ORLANDO, Fla. — A U.S. businessman and a Belarus national have been arrested in Florida and charged with violating U.S. sanctions in a scheme that involved purchasing over $150 million in steelmaking materials from an exiled Ukrainian oligarch accused of funding Russian-backed separatist groups in eastern Ukraine.
John Unsalan, 41, of Orlando, was arrested last Friday, and Belarus national Sergey Karpushkin, 46, on Tuesday, according to court records.
"The arrest of John Can Unsalan should serve as a warning to those who seek to do business with sanctioned individuals or entities that endanger the security of the United States and our allies," U.S. Attorney General Merrick Garland said in a statement.
"The Justice Department is relentlessly pursuing those who seek to evade sanctions imposed against the Russian regime and whose crimes enable the regime to continue its unjust, illegal war in Ukraine," Garland said.
Russia invaded Ukraine in February 2022, eight years after annexing Ukraine's Crimean Peninsula in 2014. The two nations have been at war for more than a year, with Ukraine receiving aid from the U.S. and other NATO countries.
According to an indictment, Unsalan, acting through his company, Metalhouse LLC, transferred over $150 million to Sergey Kurchenko and his companies between July 2018 and October 2021. In return, Unsalan received metal products used in steelmaking and attempted to collect from Kurchenko millions of dollars of funds for undelivered products. Prosecutors say Karpushkin helped facilitate those transactions.
According to court documents, Kurchenko was sanctioned by the U.S. Treasury Department's Office of Foreign Assets Control in 2015 for his role in misappropriating Ukrainian state assets or economically significant entities.

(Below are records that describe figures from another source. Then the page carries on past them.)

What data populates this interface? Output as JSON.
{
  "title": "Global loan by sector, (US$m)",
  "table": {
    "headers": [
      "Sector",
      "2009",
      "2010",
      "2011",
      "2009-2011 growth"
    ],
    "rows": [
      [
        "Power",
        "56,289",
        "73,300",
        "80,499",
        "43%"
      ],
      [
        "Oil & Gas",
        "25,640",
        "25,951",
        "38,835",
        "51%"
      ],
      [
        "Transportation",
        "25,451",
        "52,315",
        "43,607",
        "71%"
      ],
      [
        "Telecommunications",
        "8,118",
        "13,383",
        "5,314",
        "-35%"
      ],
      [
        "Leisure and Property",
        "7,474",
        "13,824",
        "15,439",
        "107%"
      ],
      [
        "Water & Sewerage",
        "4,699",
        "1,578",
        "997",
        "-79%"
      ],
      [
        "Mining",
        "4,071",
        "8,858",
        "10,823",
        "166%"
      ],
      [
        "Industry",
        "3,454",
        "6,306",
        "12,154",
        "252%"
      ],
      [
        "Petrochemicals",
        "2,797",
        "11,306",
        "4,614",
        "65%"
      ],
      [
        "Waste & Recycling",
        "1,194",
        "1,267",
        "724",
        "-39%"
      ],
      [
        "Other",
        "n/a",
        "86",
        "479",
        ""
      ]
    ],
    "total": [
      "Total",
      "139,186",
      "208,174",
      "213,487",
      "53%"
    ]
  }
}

The two sanctioned companies – Kompaniya Gaz-Alyans, OOO, based in the Russian Federation, and ZAO Vneshtorgservis, based in the unrecognized territory of South Ossetia – were designated by the Treasury Department in 2018 as acting on behalf of and providing material support to the so-called Donetsk People's Republic and Luhansk People's Republic in the separatist-controlled regions of eastern Ukraine.
Kurchenko left Ukraine in 2014, around the time former President Viktor Yanukovych was impeached and removed from office. Prosecutors in Ukraine issued a warrant for Kurchenko's arrest shortly after he left the country and accused him of failing to pay $130 million in taxes and stealing $180 million from bank investors.
Unsalan is charged with one count of conspiring to violate and evade U.S. sanctions, in violation of the International Emergency Economic Powers Act; 10 counts of violating the International Emergency Economic Powers Act; one count of conspiring to commit international money laundering and 10 counts of international money laundering. The indictment charges Karpushkin with one count of conspiring to violate and evade U.S. sanctions. Each count comes with a possible 20-year prison sentence.
An email seeking comment was sent to attorneys for Unsalan. Online court records didn't list an attorney for Karpushkin.